At Central Command, where a 10-person team was cut to one, only a handful of positions were brought back to backfill roles during operations in Iran.
Without that oversight explicitly designed to prevent civilian harm, Central Command essentially scrapped what could have been months of work to prevent a tragedy like the one in Minab.

A senior military official testifying to members of Congress on March 12 delivered what appear to be the first extensive public remarks from the Pentagon in response to questions about the attack.

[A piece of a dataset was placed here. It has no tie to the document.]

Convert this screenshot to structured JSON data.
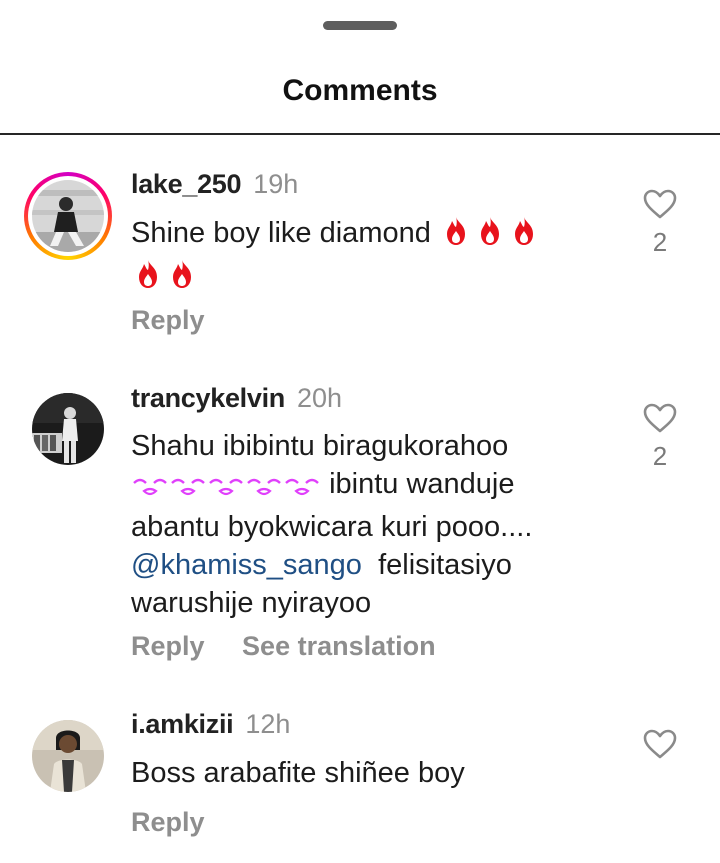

“When tragedies like this happen, it causes us all to reflect and try to improve our processes,” said Air Force Gen. Alexus Gregory Grynkewich, commander of the U.S. European Command.
“We do have a number of safeguards in the system,” he added. “Every single time at a tactical level if I was releasing a weapon on a target, I was personally making an assessment as to whether there was any chance of civilian harm, and if there was, was that proportional to the military necessity of striking a target.
There are “robust standards” involved with the targeting processing, including reviewing images to “update our understanding of the target and refresh the intelligence on a recurring basis to determine the chances of civilian harm and to address any collateral concerns that might be there,” according to Grynkewich.
Asked by Democratic Sen. Kirsten Gillibrand how the U.S. “could have gotten this wrong,” Grynkewich said an investigation should play out to determine what happened.
“I would hesitate to speculate,” he said. “There’s usually a chain of errors and mistakes that happen ... I would say we need to let the investigation play out and find all those factors.”